Cuccinelli: Health care challenge will cost almost nothing

John O'Brien Mar. 31, 2010, 10:27am


RICHMOND (Legal Newsline) - Pressed for an answer by state Democrats, Virginia Attorney General Ken Cuccinelli said Tuesday his challenge to federal health care reform will cost no more than the filing fee.

State Democrats had submitted a Freedom of Information Act request as part of their effort to criticize Cuccinelli's suit, filed last week in Virginia federal court. They also have posted a petition on the Democratic Party's Web site that calls the challenge "frivolous."

Cuccinelli said the suit will cost $350, the cost of filing it. He has not hired outside counsel to represent the state.

Cuccinelli says a recently passed Virginia law prevents the federal government from being able to require Virginians purchase health insurance.

"The Attorney General of Virginia has a duty to defend all validly enacted Virginia laws from any challenge or unconstitutional encroachment, and that's what I intend to do with the Virginia Health Care Freedom Act," Cuccinelli said.

The legislation contains a mandate for individuals to have health insurance coverage or face an annual penalty of $695.

Businesses with more than 50 workers would have to provide coverage or pay a $2,000-a-worker penalty if any of their employees get government-subsidized plans on their own.

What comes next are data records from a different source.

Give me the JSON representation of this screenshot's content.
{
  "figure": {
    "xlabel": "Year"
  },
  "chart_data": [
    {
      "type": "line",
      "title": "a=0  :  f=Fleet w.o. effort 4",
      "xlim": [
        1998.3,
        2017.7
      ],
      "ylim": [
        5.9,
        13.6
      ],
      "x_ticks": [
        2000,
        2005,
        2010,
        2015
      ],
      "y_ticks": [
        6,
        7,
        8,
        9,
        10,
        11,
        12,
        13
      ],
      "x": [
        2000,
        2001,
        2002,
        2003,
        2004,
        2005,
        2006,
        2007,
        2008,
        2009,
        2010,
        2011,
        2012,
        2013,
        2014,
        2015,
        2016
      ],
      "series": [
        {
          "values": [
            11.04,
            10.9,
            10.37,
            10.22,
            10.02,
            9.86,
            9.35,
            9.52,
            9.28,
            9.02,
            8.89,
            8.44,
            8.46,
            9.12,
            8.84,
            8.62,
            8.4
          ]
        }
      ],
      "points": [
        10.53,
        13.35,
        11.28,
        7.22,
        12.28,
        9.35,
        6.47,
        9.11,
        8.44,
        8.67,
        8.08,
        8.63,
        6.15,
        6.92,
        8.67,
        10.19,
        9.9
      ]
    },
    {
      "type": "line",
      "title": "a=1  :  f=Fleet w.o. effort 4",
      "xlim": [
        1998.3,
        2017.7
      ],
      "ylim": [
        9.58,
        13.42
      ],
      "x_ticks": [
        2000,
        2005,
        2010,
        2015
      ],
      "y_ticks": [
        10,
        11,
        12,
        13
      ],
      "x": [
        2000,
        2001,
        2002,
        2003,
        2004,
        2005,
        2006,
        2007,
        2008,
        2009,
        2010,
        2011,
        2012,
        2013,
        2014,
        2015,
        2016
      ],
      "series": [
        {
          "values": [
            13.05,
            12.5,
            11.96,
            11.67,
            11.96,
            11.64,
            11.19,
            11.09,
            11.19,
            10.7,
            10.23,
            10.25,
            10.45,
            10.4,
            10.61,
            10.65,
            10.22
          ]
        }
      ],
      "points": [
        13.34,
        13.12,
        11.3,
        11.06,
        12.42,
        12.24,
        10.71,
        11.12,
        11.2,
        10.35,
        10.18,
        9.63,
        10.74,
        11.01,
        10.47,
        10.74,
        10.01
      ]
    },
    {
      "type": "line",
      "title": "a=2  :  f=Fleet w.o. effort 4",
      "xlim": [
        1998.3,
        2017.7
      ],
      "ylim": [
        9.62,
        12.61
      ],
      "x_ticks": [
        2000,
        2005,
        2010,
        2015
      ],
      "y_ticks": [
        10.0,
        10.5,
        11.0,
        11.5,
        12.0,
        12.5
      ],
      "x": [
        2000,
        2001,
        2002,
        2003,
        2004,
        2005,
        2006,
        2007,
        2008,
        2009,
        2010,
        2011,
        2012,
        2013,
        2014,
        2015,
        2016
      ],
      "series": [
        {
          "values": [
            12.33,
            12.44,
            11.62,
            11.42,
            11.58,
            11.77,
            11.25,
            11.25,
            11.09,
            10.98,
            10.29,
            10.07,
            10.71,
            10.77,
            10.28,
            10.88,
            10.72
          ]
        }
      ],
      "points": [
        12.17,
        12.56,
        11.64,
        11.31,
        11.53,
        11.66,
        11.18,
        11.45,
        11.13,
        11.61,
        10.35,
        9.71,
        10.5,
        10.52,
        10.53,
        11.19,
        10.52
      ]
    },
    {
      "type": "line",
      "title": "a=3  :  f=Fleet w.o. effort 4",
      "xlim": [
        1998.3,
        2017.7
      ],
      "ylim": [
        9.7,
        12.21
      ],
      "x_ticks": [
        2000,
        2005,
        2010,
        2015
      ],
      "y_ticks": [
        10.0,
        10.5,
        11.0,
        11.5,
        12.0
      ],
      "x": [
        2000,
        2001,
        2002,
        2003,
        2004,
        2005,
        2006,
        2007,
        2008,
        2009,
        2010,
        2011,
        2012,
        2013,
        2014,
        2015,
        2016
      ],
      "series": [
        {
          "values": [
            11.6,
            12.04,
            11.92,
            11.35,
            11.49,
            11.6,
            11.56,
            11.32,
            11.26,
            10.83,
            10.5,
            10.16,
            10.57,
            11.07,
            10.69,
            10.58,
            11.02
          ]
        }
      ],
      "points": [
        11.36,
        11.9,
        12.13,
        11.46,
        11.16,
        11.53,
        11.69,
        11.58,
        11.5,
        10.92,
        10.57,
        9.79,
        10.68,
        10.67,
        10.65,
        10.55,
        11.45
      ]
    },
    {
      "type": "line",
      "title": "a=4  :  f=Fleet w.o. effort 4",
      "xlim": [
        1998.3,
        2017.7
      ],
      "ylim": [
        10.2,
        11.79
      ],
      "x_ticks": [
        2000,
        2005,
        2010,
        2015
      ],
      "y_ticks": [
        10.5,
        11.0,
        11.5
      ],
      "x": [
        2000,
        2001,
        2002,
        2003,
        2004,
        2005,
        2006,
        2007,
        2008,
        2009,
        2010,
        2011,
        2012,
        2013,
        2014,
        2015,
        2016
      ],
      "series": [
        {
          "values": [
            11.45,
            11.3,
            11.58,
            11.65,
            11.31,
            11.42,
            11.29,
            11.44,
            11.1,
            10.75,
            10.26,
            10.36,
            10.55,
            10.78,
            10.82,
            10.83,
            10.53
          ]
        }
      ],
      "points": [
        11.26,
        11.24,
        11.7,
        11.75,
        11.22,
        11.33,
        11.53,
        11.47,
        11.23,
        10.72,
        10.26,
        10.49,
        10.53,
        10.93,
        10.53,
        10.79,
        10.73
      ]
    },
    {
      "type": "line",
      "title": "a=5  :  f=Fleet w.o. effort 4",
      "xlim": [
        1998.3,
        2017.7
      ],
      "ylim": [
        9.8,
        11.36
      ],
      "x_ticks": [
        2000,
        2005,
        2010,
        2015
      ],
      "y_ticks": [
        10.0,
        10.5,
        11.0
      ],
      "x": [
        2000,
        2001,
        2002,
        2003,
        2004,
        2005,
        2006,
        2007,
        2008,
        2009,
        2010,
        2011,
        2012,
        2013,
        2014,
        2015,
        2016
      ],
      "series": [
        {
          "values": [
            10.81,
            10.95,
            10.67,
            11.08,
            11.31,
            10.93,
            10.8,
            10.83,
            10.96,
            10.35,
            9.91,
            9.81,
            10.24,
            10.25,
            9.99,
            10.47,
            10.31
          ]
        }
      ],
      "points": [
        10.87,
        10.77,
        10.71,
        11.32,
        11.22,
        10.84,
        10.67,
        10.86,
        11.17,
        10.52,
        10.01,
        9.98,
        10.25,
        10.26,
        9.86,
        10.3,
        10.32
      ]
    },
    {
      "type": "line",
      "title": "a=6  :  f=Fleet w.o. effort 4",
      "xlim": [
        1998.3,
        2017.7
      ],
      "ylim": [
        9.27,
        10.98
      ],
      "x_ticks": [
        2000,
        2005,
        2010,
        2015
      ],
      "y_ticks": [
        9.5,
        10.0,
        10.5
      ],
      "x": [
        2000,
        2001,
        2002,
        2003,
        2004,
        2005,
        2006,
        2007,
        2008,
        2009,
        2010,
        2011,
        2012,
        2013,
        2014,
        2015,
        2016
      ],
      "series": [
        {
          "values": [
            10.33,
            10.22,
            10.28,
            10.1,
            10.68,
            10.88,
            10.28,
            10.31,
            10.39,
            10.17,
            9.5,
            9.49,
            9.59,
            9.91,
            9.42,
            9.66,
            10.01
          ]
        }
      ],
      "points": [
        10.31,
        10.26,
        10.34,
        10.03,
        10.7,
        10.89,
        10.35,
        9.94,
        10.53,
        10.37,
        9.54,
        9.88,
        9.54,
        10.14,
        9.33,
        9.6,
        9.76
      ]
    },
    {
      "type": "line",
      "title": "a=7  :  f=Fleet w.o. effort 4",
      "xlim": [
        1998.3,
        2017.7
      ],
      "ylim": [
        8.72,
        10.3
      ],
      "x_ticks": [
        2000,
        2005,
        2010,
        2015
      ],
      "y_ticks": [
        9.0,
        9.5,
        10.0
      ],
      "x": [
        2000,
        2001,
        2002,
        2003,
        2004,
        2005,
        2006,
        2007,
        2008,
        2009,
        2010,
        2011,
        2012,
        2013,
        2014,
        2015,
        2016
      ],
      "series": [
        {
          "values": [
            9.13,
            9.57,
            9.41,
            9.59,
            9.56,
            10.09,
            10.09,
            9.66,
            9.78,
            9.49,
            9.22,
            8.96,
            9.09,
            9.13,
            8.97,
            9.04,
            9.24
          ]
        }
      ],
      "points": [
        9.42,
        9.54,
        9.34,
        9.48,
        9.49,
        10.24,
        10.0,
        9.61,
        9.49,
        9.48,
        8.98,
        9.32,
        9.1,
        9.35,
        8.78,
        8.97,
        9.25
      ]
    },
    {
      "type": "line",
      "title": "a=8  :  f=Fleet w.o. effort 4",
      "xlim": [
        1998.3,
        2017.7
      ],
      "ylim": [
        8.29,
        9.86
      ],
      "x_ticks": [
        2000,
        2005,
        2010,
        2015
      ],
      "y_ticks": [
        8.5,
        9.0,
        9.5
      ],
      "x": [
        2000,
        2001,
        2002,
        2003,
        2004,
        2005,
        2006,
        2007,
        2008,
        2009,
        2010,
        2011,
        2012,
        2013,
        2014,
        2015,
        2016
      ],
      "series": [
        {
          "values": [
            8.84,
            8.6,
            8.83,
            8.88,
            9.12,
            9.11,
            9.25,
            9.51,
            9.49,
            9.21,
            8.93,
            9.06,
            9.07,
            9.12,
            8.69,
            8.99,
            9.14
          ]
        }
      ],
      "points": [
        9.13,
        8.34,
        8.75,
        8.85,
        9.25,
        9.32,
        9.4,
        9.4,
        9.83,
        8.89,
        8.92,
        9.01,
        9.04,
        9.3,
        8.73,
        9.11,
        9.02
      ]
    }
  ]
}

"With this law, the federal government will force citizens to buy health insurance, claiming it has the authority to do so because of its power to regulate interstate commerce," Cuccinelli said.

"We contend that if a person decides not to buy health insurance, that person - by definition - is not engaging in commerce, and therefore, is not subject to a federal mandate."

A group of state attorneys general filed a separate lawsuit in Florida federal court.

Cuccinelli said the lawsuit would save the state about $1.1 billion from 2015-2022 if it is successful. That $1.1 billion figure represents new Medicaid requirements and does not take into account tax and fee savings to those who would have to pay them if they do not purchase health insurance..

Cuccinelli said the state will not have to pay for discovery or expert witnesses because the case is centered around a constitutional argument.